3d Lip Tracking and Co-inertia Analysis for Improved Robustness of Audio-video Automatic Speech Recognition

Multimodality is a key issue in robust humancomputer interaction. The joint use of audio and video speech variables has been shown to improve the performance of automatic speech recognition (ASR) systems. However, robust methods in particular for the real-time extraction of video speech features are still an open research area. This paper addresses the robustness issue of audio-video (AV) ASR systems by exploring a real-time 3D lip tracking algorithm based on stereo vision and by investigating how learned statistical relationships between the sets of audio and video speech variables can be employed in AV ASR systems. The 3D lip tracking algorithm combines colour information from each cameras’ images with knowledge about the structure of the mouth region for different degrees of mouth openness. By using a calibrated stereo camera system, 3D coordinates of facial features can be recovered, so that the visual speech variable measurements become independent from the head pose.

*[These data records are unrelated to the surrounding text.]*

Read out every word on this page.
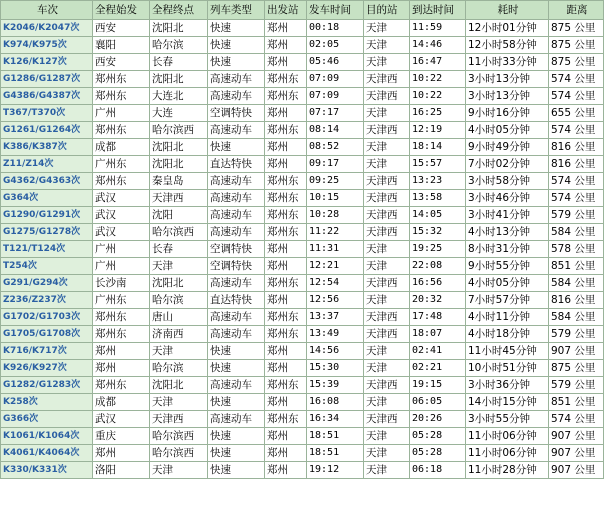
车次	全程始发	全程终点	列车类型	出发站	发车时间	目的站	到达时间	耗时	距离
K2046/K2047次	西安	沈阳北	快速	郑州	00:18	天津	11:59	12小时01分钟	875 公里
K974/K975次	襄阳	哈尔滨	快速	郑州	02:05	天津	14:46	12小时58分钟	875 公里
K126/K127次	西安	长春	快速	郑州	05:46	天津	16:47	11小时33分钟	875 公里
G1286/G1287次	郑州东	沈阳北	高速动车	郑州东	07:09	天津西	10:22	3小时13分钟	574 公里
G4386/G4387次	郑州东	大连北	高速动车	郑州东	07:09	天津西	10:22	3小时13分钟	574 公里
T367/T370次	广州	大连	空调特快	郑州	07:17	天津	16:25	9小时16分钟	655 公里
G1261/G1264次	郑州东	哈尔滨西	高速动车	郑州东	08:14	天津西	12:19	4小时05分钟	574 公里
K386/K387次	成都	沈阳北	快速	郑州	08:52	天津	18:14	9小时49分钟	816 公里
Z11/Z14次	广州东	沈阳北	直达特快	郑州	09:17	天津	15:57	7小时02分钟	816 公里
G4362/G4363次	郑州东	秦皇岛	高速动车	郑州东	09:25	天津西	13:23	3小时58分钟	574 公里
G364次	武汉	天津西	高速动车	郑州东	10:15	天津西	13:58	3小时46分钟	574 公里
G1290/G1291次	武汉	沈阳	高速动车	郑州东	10:28	天津西	14:05	3小时41分钟	579 公里
G1275/G1278次	武汉	哈尔滨西	高速动车	郑州东	11:22	天津西	15:32	4小时13分钟	584 公里
T121/T124次	广州	长春	空调特快	郑州	11:31	天津	19:25	8小时31分钟	578 公里
T254次	广州	天津	空调特快	郑州	12:21	天津	22:08	9小时55分钟	851 公里
G291/G294次	长沙南	沈阳北	高速动车	郑州东	12:54	天津西	16:56	4小时05分钟	584 公里
Z236/Z237次	广州东	哈尔滨	直达特快	郑州	12:56	天津	20:32	7小时57分钟	816 公里
G1702/G1703次	郑州东	唐山	高速动车	郑州东	13:37	天津西	17:48	4小时11分钟	584 公里
G1705/G1708次	郑州东	济南西	高速动车	郑州东	13:49	天津西	18:07	4小时18分钟	579 公里
K716/K717次	郑州	天津	快速	郑州	14:56	天津	02:41	11小时45分钟	907 公里
K926/K927次	郑州	哈尔滨	快速	郑州	15:30	天津	02:21	10小时51分钟	875 公里
G1282/G1283次	郑州东	沈阳北	高速动车	郑州东	15:39	天津西	19:15	3小时36分钟	579 公里
K258次	成都	天津	快速	郑州	16:08	天津	06:05	14小时15分钟	851 公里
G366次	武汉	天津西	高速动车	郑州东	16:34	天津西	20:26	3小时55分钟	574 公里
K1061/K1064次	重庆	哈尔滨西	快速	郑州	18:51	天津	05:28	11小时06分钟	907 公里
K4061/K4064次	郑州	哈尔滨西	快速	郑州	18:51	天津	05:28	11小时06分钟	907 公里
K330/K331次	洛阳	天津	快速	郑州	19:12	天津	06:18	11小时28分钟	907 公里
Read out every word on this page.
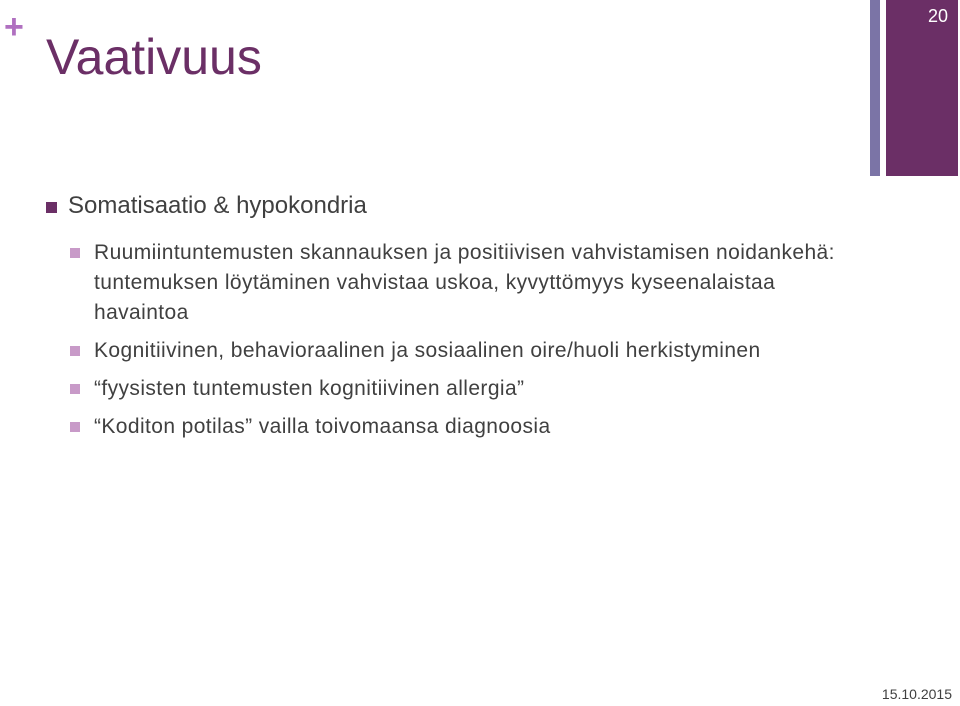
+
Vaativuus
20
Somatisaatio & hypokondria
Ruumiintuntemusten skannauksen ja positiivisen vahvistamisen noidankehä: tuntemuksen löytäminen vahvistaa uskoa, kyvyttömyys kyseenalaistaa havaintoa
Kognitiivinen, behavioraalinen ja sosiaalinen oire/huoli herkistyminen
“fyysisten tuntemusten kognitiivinen allergia”
“Koditon potilas” vailla toivomaansa diagnoosia
15.10.2015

Multivariate statistical analyses enable the analysis of relationships between sets of variables. Co-inertia analysis is a relatively new method and has not yet been widely used in AVSP research. Its advantage is its superior numerical stability compared to other multivariate methods in the case of small sample size. Initial results are presented, which show how 3D video speech information and learned statistical relationships between audio and video speech variables can improve the performance of AV ASR systems.